Училище Юся окончил хорошо и в последний год удивил всех, всерьез занявшись английским языком. Своей симпатии тех лет — родственнице Берте — признался, что собирается в Америку. Почему туда? На этот вопрос он не мог ответить. Может, привиделась ему Америка сквозь одну из конфетных оберток… А может, услышал от матери, что кому-то из родственников в Америке повезло — стал там большим человеком… Что ж, Америка, так Америка. Чем, собственно, она хуже Шавлей?
Как дальше решался этот вопрос, как проходили несложные сборы?.. Но в ноябре 1902 года сильно похудевший, в одном летнем пальтишке, Юлий Соболь оказался на последнем в камской навигации пароходе, застрявшем в Оханском льду. Пароход этот не добрался не только до Америки, но даже до Перми.

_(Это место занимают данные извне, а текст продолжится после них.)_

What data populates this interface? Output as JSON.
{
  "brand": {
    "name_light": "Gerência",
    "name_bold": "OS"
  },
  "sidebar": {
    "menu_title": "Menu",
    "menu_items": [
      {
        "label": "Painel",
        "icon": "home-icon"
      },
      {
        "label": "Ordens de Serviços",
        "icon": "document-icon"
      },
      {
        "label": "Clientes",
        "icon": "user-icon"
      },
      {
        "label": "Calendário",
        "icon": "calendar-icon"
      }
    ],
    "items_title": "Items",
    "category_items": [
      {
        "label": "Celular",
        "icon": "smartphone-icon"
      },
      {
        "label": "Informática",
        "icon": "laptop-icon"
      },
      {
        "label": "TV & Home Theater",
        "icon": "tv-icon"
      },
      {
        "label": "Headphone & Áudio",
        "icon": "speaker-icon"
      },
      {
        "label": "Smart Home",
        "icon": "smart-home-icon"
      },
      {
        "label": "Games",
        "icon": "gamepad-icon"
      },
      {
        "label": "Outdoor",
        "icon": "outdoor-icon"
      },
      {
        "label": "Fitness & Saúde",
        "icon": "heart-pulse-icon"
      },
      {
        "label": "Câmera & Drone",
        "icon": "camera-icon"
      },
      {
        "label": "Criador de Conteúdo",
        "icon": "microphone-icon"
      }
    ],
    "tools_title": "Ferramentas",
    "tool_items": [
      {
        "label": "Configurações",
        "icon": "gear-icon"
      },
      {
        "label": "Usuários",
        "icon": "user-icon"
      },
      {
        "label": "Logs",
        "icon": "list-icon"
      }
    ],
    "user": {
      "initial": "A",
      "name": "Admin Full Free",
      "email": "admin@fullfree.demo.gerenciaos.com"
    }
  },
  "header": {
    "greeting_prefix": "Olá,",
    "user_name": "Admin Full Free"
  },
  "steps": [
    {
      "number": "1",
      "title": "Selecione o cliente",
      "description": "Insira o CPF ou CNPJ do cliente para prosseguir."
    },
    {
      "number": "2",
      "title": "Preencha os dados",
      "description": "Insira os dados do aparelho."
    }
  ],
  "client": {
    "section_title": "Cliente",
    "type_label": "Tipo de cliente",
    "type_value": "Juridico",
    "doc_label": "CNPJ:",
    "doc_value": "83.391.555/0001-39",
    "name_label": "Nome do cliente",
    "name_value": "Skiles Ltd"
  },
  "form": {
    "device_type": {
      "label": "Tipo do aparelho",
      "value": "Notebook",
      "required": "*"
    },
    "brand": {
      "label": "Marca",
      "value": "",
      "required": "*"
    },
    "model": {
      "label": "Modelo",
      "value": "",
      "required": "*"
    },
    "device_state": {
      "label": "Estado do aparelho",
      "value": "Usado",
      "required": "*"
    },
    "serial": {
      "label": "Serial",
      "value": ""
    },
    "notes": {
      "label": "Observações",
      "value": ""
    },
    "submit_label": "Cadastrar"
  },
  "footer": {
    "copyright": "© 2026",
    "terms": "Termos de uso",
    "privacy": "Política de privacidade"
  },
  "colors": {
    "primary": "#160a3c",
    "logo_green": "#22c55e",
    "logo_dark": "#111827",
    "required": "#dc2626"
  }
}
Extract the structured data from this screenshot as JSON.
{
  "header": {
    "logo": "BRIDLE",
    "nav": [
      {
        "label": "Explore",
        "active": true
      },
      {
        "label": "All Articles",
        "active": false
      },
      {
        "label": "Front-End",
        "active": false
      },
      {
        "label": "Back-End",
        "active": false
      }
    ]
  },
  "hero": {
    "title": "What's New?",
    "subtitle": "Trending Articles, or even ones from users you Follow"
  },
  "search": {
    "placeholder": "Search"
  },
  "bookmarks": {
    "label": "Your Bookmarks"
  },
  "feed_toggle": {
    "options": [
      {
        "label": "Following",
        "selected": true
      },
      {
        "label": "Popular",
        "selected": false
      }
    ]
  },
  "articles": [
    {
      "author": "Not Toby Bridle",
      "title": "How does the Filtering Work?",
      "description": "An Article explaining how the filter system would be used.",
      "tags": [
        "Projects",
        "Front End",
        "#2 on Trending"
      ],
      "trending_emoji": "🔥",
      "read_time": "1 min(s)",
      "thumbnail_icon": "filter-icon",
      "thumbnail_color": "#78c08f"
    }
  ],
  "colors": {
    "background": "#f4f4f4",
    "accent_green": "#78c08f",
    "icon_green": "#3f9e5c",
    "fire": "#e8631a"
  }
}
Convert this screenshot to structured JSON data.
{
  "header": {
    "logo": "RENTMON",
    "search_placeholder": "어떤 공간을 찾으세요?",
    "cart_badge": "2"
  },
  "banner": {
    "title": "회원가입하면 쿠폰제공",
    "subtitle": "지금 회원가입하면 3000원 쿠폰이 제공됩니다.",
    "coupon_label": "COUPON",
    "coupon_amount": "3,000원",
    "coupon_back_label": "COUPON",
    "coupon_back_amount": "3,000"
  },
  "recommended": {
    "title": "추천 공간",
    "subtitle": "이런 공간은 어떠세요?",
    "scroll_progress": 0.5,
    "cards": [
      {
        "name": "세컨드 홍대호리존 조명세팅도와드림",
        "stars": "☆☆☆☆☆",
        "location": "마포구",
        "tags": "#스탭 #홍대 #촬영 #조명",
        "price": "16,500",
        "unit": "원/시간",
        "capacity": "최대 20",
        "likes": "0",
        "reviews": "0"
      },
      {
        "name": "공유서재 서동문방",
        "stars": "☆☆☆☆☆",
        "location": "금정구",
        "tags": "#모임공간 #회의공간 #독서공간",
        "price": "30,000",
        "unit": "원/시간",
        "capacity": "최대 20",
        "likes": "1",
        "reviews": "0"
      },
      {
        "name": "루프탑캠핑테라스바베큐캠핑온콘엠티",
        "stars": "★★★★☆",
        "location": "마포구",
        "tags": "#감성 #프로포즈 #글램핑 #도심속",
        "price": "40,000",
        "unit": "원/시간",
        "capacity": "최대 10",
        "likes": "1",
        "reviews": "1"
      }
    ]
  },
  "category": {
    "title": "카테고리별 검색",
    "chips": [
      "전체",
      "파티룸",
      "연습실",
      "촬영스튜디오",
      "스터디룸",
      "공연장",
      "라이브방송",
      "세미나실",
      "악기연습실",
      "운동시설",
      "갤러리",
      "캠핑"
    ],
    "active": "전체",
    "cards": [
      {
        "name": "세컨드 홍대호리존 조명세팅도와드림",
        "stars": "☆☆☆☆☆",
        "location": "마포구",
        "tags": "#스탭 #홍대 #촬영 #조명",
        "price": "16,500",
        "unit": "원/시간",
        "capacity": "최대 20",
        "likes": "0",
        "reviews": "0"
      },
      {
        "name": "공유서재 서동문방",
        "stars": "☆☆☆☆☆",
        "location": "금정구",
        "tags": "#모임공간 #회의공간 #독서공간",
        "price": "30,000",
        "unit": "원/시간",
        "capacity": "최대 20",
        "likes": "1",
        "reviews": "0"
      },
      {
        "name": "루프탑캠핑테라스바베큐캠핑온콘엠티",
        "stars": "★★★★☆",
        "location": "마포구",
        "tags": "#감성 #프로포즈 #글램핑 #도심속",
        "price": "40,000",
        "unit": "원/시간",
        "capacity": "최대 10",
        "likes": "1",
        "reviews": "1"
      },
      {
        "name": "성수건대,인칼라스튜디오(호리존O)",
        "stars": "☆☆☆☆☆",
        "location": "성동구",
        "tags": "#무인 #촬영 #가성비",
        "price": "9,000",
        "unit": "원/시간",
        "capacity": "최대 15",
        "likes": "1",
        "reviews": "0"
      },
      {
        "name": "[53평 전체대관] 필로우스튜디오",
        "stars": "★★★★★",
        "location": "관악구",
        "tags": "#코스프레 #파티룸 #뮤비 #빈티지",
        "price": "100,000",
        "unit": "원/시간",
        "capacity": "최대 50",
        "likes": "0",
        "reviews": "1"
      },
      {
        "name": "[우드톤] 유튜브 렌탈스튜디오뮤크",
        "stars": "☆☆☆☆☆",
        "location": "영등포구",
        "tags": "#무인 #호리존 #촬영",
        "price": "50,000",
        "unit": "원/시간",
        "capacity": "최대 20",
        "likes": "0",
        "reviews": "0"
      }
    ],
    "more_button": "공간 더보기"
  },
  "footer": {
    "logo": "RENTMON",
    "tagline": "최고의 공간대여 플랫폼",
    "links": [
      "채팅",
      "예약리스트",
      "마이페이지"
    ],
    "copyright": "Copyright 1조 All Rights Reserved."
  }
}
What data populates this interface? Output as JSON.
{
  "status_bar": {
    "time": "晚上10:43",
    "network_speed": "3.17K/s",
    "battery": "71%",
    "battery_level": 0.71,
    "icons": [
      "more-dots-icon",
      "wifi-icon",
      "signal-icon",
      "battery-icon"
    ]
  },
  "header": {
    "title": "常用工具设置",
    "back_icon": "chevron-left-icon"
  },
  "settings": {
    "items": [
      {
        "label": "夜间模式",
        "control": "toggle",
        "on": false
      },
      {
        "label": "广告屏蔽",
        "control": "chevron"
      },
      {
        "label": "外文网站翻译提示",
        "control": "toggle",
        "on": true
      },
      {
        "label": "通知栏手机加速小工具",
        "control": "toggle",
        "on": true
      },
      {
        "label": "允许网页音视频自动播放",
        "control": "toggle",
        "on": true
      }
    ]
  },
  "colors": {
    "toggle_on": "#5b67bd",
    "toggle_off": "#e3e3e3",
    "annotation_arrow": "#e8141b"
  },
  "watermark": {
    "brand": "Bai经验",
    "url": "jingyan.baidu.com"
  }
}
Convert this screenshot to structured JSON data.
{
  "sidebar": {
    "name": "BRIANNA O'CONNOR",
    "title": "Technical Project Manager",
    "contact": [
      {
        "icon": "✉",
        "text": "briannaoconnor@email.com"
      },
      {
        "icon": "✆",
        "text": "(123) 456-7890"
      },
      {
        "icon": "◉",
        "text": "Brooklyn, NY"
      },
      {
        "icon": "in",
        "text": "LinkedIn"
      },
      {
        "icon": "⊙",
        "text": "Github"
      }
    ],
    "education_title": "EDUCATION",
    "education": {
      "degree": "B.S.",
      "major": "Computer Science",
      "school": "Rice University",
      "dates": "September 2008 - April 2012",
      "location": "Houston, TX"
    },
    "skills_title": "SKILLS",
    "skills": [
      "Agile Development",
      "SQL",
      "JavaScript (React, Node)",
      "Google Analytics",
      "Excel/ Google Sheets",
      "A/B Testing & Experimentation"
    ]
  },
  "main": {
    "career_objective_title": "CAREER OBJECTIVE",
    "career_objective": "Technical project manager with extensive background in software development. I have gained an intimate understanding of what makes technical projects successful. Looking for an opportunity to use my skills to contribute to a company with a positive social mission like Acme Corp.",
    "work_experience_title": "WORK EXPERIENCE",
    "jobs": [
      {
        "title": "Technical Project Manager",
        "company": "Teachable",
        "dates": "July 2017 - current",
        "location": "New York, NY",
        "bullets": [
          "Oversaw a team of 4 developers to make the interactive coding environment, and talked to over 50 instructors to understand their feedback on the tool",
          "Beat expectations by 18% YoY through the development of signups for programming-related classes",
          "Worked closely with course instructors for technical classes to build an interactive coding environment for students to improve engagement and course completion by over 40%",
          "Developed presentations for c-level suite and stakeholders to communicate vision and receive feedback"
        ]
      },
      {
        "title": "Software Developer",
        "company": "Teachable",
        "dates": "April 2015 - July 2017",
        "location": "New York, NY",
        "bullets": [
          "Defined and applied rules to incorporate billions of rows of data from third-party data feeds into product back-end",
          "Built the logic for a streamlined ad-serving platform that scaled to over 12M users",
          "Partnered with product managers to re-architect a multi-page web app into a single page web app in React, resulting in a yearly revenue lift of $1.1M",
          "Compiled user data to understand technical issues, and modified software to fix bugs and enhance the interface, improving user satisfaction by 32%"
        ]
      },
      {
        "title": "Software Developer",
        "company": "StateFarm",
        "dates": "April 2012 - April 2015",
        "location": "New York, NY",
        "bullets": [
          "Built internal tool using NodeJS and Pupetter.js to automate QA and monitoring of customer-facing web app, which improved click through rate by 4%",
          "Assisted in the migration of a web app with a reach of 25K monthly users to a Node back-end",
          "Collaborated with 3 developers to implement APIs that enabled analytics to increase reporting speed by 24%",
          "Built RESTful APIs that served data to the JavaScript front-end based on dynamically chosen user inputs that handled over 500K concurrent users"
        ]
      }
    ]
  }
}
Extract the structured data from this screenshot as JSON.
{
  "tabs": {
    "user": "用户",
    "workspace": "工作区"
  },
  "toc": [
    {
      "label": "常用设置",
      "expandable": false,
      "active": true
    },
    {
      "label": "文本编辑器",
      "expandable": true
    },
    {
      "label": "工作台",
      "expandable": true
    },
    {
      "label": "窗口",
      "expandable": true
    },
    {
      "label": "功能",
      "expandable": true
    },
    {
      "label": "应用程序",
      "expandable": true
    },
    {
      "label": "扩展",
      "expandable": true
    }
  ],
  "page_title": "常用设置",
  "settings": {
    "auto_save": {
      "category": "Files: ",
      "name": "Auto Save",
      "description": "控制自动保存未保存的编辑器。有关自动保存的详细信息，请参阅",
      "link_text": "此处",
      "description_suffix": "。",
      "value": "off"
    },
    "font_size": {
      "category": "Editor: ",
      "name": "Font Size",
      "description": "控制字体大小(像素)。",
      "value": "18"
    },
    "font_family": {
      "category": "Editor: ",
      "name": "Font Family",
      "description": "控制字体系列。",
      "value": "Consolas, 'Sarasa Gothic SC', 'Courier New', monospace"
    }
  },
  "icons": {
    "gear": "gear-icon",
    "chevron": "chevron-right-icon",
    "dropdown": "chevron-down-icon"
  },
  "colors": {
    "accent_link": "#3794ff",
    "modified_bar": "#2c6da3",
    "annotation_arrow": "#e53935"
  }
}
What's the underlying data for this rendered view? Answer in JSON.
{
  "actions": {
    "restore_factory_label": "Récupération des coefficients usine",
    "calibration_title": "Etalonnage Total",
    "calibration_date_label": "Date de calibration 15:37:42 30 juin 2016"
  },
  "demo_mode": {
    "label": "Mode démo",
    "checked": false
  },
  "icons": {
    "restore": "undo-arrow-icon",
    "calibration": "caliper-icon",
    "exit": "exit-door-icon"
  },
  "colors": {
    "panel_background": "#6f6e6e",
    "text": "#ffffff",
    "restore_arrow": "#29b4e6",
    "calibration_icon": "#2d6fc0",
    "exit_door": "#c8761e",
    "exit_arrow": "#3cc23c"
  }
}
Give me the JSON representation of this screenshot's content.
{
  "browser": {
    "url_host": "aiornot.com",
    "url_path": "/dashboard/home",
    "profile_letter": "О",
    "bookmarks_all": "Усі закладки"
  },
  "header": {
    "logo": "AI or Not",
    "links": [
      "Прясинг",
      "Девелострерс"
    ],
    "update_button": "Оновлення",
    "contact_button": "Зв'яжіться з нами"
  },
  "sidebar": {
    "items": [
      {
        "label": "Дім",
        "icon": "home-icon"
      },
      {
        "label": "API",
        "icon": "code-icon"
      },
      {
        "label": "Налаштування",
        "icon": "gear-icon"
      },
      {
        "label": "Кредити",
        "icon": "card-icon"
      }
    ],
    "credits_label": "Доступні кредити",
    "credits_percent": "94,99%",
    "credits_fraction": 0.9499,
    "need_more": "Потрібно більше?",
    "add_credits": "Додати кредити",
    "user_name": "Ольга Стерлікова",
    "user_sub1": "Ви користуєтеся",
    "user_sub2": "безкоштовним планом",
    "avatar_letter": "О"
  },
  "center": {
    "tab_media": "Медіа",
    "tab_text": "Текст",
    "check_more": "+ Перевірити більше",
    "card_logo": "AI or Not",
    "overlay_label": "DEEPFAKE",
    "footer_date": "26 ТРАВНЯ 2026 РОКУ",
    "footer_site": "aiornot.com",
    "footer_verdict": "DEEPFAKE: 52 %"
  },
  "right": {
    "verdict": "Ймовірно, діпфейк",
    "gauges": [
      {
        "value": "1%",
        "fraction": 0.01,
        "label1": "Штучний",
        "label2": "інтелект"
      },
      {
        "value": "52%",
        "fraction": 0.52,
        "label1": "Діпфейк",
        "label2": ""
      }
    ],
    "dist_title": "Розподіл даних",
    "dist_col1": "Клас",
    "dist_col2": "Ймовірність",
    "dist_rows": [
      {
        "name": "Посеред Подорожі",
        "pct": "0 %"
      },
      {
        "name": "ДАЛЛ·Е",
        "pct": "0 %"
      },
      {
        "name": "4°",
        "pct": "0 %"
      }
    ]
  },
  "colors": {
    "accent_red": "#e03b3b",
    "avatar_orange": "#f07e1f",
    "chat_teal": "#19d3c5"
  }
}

В том, что ‘Америка’ привела его в Пермь была определенная логика. Там, в семье тети Деборы — сестры отца — жил старший брат Моня. Но туда еще более сотни верст, а у него ни вещей, ни денег… Положение казалось безвыходным. Но… выход неожиданно нашелся. Он появился на пристани в облике молодой супруги пермского полицмейстера, госпожи Кокориной. Узнав, что полузамерзший юнец направляется к владельцу музыкального магазина Марку Симоновичу, она предложила ему место в почтовой карете.
Что это была за поездка! На каждой почтовой станции мигом меняли лошадей, просили ‘оказать честь’, отдохнуть за самоваром, закусить ‘чем Бог послал’. На что добрая полицмейстерша, видя как у спутника загорались глаза, нередко соглашалась. И так до самой Перми. До самого дома с занимавшей добрую треть этажа вывеской: ‘Музыкальный магазин. М.С. Симонович в Перми. Агентство общества ‘Граммофон’ в России’. Тут же был нарисован яркими красками покрытый лаком граммофон. Труба была широкой, блестящей, из ее удлиненного жерла летели ноты, а сам граммофон… улыбался. Да, да, улыбался и чем-то напоминал дядю Марка. Сам же дядя стоял в дверях магазина и уже готов был обнять племянника.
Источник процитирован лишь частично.